Reelin is a pivotal gene in cortical development. The reelin gene (RELN) is also strongly implicated in ASD, with now more than 40 different mutations linked to disease. Emerging evidence points to a vulnerable window in early development of the cerebral cortex, coinciding with RELN expression, during which environmental or genetic insults increase risk for ASD (Fatemi et al., 2005a, 2009). In the cortex, RELN is highly expressed in GABAergic inhibitory interneurons, a diverse cell class consisting of a multitude of subtypes, thus complicating the identification of RELN-expressing neurons implicated in ASD. By combining single cell RNAsequencing with available data on the function of reelin in corticogenesis, we were able to narrow the expression of reelin during the ASD vulnerability window to a single relevant subtype of cortical interneurons – somatostatin positive (SST+) Martinotti cells. These preliminary findings suggest that early defects in SST+/Martinotti cells may drive ASD pathogenesis, in line with a growing body of evidence implicating cortical interneurons in ASD.
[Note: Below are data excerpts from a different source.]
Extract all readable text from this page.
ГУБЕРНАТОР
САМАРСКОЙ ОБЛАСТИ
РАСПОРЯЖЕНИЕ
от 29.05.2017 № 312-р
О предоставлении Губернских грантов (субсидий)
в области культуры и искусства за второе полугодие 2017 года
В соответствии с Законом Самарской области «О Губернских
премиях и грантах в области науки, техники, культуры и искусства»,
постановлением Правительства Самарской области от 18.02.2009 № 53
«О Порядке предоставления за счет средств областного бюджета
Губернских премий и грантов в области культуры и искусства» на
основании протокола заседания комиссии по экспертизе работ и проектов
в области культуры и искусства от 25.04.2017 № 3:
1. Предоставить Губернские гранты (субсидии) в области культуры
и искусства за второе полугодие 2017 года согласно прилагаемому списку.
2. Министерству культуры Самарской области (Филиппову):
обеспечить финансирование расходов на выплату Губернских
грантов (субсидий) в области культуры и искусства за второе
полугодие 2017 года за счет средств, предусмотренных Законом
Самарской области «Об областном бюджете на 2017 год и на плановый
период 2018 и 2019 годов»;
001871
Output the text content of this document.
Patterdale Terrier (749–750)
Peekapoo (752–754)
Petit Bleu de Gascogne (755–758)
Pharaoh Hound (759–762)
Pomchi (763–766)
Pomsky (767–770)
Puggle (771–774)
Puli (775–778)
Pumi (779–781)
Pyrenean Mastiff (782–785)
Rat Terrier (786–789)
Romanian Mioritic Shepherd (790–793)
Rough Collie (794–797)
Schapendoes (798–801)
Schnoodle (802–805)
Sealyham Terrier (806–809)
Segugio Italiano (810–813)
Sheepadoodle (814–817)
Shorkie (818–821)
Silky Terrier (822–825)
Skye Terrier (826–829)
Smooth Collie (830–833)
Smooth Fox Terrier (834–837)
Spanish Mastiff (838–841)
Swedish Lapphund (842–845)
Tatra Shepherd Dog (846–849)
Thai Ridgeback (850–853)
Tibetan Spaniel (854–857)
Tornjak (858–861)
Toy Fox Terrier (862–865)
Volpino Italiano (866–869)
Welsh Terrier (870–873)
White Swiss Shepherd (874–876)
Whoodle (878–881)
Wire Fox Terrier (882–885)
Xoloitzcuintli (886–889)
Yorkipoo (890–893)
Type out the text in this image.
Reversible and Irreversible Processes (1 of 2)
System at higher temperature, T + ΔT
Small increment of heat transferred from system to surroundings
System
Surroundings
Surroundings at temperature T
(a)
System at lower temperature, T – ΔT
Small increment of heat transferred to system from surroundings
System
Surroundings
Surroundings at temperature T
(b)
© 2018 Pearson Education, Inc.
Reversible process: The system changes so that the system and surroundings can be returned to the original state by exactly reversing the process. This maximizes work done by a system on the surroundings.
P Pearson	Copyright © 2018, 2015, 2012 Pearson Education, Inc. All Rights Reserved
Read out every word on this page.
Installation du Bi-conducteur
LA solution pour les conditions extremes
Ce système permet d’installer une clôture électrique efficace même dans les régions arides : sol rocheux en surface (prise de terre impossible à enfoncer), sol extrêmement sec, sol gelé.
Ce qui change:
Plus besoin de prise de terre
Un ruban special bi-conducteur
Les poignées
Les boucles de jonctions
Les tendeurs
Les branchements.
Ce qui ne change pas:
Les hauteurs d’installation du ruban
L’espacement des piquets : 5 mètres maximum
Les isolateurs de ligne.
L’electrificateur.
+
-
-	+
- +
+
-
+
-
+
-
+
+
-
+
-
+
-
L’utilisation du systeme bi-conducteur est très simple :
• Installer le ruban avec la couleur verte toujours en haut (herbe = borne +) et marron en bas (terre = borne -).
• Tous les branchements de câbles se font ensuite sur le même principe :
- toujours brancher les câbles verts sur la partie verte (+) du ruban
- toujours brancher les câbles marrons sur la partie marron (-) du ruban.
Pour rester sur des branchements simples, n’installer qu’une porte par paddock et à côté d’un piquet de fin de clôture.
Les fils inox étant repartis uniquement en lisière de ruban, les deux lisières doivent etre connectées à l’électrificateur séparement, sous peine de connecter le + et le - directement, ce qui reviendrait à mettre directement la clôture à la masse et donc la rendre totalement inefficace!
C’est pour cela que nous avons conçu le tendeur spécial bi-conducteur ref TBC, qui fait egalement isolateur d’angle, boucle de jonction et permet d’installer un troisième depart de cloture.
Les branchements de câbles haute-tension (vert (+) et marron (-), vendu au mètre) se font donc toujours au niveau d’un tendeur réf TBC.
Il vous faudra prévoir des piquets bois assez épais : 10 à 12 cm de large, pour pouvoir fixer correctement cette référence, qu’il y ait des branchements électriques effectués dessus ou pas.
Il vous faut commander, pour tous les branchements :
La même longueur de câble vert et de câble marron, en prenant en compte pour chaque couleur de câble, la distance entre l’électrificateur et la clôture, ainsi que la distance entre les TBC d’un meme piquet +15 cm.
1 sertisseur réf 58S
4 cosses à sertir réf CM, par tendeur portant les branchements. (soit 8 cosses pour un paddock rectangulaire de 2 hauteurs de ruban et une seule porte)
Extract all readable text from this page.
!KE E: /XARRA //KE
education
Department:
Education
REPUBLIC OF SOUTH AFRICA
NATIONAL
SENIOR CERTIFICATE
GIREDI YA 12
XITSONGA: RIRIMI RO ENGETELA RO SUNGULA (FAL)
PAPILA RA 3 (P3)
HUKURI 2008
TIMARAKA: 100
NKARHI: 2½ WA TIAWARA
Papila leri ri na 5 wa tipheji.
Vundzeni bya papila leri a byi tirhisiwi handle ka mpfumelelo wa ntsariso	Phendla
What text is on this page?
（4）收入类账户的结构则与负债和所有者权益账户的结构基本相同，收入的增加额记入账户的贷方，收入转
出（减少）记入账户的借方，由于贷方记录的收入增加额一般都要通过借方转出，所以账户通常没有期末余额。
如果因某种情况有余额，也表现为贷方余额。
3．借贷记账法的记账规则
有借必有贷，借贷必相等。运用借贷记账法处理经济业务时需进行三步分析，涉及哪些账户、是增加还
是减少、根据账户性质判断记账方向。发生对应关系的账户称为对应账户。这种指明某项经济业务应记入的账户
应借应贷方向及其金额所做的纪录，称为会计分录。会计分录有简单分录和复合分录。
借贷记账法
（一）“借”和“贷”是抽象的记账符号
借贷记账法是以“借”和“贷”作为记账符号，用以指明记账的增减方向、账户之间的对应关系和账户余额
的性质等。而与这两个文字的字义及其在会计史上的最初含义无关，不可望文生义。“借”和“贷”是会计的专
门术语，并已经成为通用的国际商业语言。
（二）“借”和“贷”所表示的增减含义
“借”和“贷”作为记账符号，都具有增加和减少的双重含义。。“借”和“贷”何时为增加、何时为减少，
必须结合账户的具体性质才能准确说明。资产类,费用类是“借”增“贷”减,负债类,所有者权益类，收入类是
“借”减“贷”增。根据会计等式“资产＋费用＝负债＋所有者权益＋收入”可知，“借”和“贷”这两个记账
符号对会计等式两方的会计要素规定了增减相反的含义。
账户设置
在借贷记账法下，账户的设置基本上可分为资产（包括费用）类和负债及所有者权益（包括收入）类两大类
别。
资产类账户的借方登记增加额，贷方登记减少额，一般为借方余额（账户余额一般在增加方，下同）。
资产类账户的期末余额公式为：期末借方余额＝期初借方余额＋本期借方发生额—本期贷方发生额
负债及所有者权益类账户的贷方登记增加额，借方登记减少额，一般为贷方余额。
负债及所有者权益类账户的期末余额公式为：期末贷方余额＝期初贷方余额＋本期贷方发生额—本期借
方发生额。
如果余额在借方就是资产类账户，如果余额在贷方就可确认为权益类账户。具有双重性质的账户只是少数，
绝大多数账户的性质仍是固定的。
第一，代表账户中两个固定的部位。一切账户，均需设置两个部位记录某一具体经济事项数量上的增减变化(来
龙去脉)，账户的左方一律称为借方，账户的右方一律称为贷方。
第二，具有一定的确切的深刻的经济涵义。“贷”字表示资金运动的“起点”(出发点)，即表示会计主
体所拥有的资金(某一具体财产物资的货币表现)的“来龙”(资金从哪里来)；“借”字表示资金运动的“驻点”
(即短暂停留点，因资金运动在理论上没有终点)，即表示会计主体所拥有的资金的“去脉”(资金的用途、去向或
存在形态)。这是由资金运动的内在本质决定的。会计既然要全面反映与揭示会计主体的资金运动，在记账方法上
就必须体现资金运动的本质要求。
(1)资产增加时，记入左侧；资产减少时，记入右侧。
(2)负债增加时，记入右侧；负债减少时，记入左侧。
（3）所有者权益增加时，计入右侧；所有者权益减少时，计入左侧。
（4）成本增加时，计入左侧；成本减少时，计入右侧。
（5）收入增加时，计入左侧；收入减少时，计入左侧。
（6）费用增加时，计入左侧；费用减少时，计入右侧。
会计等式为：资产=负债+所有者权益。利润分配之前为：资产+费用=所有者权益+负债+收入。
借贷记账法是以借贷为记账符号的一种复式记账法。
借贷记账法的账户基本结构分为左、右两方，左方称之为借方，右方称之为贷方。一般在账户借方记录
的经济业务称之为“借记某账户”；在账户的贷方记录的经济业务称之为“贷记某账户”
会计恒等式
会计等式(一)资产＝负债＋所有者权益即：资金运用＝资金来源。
We hypothesize that impaired reelin expression in SST+/Martinotti cells during early corticogenesis perturbs axonal development of these cells and results in synaptic and circuits defects that contribute to ASD. Specifically, we will (i) examine the cell-autonomous function of RELN in the development and maturation of SST+ interneurons, and (ii) to determine changes in inhibitory circuits resulting from specific ablation of RELN in SST+ interneurons. To this end, we have generated a mouse line with specific ablation of RELN in SST+ interneurons (SSTcre; RELN fl/fl). The proposed research promises to unravel the precise developmental trajectory of a cortical inhibitory circuit implicated in ASD and should facilitate the identification of new targets for therapeutic interventions.